Pressure mounts on Sanders to exit race
The spread of the coronavirus has largely pushed pause on the presidential primary. And though voting continued Tuesday, Sanders appeared eager to push pause, too, disregarding the reality that his chances of winning the Democratic nomination are dwindling rapidly.
Sanders backers argue that a key reason the senator needs to stay in the race is to push Biden to the left. But many Democrats, fearing a repeat of 2016’s lengthy primary, are itching for Sanders to bow out soon.
Sanders “needs to take a long, hard look at how and why he would stay in the race,” said Chris Meagher, a former top adviser to Pete Buttigieg, who backed Biden earlier this month. “And given how long he waited to drop out of the race in 2016, that pressure to drop out of the race when the writing is clearly on the wall is even greater.”

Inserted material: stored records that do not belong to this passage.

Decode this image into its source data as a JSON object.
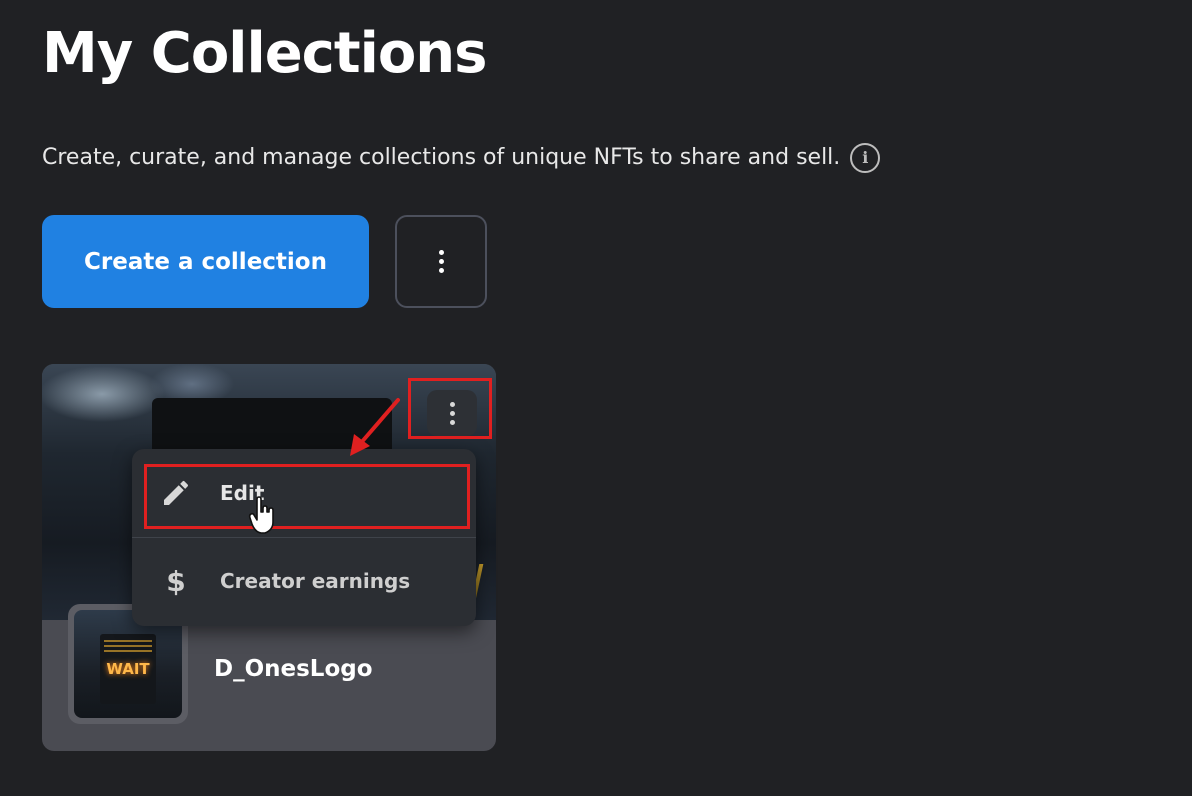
{
  "header": {
    "title": "My Collections",
    "subtitle": "Create, curate, and manage collections of unique NFTs to share and sell."
  },
  "actions": {
    "create_label": "Create a collection"
  },
  "collection_card": {
    "name": "D_OnesLogo",
    "thumbnail_sign_text": "WAIT"
  },
  "context_menu": {
    "items": [
      {
        "label": "Edit",
        "icon": "pencil-icon"
      },
      {
        "label": "Creator earnings",
        "icon": "dollar-icon"
      }
    ]
  },
  "annotations": {
    "highlight_color": "#e02020"
  },
  "colors": {
    "background": "#202124",
    "primary": "#2081e2",
    "menu_bg": "#2b2e33",
    "card_footer": "#4a4b52"
  }
}
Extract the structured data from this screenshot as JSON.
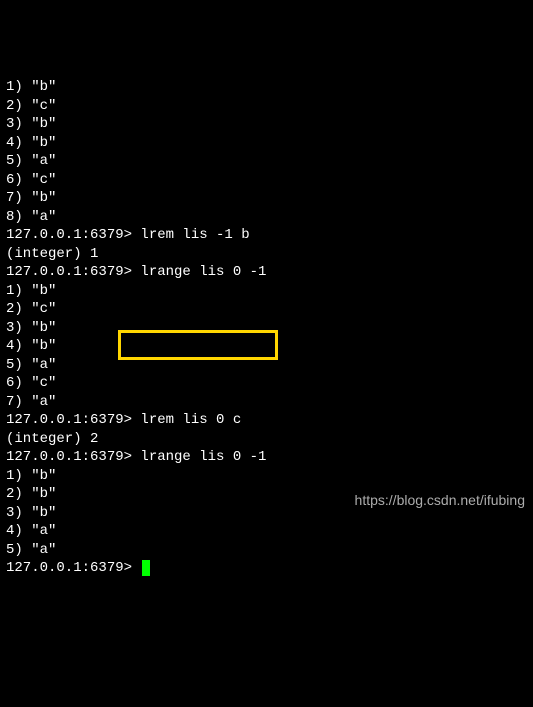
{
  "blocks": [
    {
      "type": "list",
      "items": [
        "\"b\"",
        "\"c\"",
        "\"b\"",
        "\"b\"",
        "\"a\"",
        "\"c\"",
        "\"b\"",
        "\"a\""
      ]
    },
    {
      "type": "cmd",
      "prompt": "127.0.0.1:6379>",
      "command": "lrem lis -1 b"
    },
    {
      "type": "out",
      "text": "(integer) 1"
    },
    {
      "type": "cmd",
      "prompt": "127.0.0.1:6379>",
      "command": "lrange lis 0 -1"
    },
    {
      "type": "list",
      "items": [
        "\"b\"",
        "\"c\"",
        "\"b\"",
        "\"b\"",
        "\"a\"",
        "\"c\"",
        "\"a\""
      ]
    },
    {
      "type": "cmd",
      "prompt": "127.0.0.1:6379>",
      "command": "lrem lis 0 c",
      "highlight": true,
      "hx": 118,
      "hw": 160,
      "hh": 30
    },
    {
      "type": "out",
      "text": "(integer) 2"
    },
    {
      "type": "cmd",
      "prompt": "127.0.0.1:6379>",
      "command": "lrange lis 0 -1"
    },
    {
      "type": "list",
      "items": [
        "\"b\"",
        "\"b\"",
        "\"b\"",
        "\"a\"",
        "\"a\""
      ]
    },
    {
      "type": "cmd",
      "prompt": "127.0.0.1:6379>",
      "command": "",
      "cursor": true
    }
  ],
  "watermark": "https://blog.csdn.net/ifubing"
}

David Axelrod, a former top adviser to President Barack Obama, put a finer point on it on CNN: “This is over. It’s over. The election is over tonight.”
Sanders operatives question voting
There were odd allies on Tuesday night, with operatives tied to Sanders celebrating Republican Gov. Mike DeWine’s decision to halt voting in Ohio amid the Centers for Disease Control and Prevention’s guidance to avoid gatherings of 50 people or more, effectively postponing the state’s primary.
“In this moment, in the midst of a pandemic where we know that millions of American lives are at risk, it feels like an abdication of Democratic leadership in this moment to carry forward,” Alexandra Rojas, the executive director of Justice Democrats, a progressive group that endorsed Sanders, said on CNN. “I think Ohio made a right call.”
The comment was notable, given the head of a top liberal organizing group was cheering a Republican governor. But it highlights how Sanders’ supporters repeatedly tried to use the spread of the coronavirus to question whether voting should have even taken place Tuesday, a strategic move that — in the eyes of many Democrats — had the aim of extending the primary.
Former Virginia Gov. Terry McAuliffe, a Biden supporter, quickly looked to squash Rojas’ argument.
“We didn’t delay voting during the Civil War. We didn’t do it during the 1918 pandemic. We didn’t delay at all during World War II,” McAuliffe said. “People want to exercise their constitutional right.”
Sanders himself questioned the prospect of people voting in the midst of the coronavirus, before people headed to the polls.
“I’m thinking about some of the elderly people sitting behind the desks, registering people, doing all that stuff,” the senator said on Sunday. “Does that make a lot of sense? I’m not sure that it does.”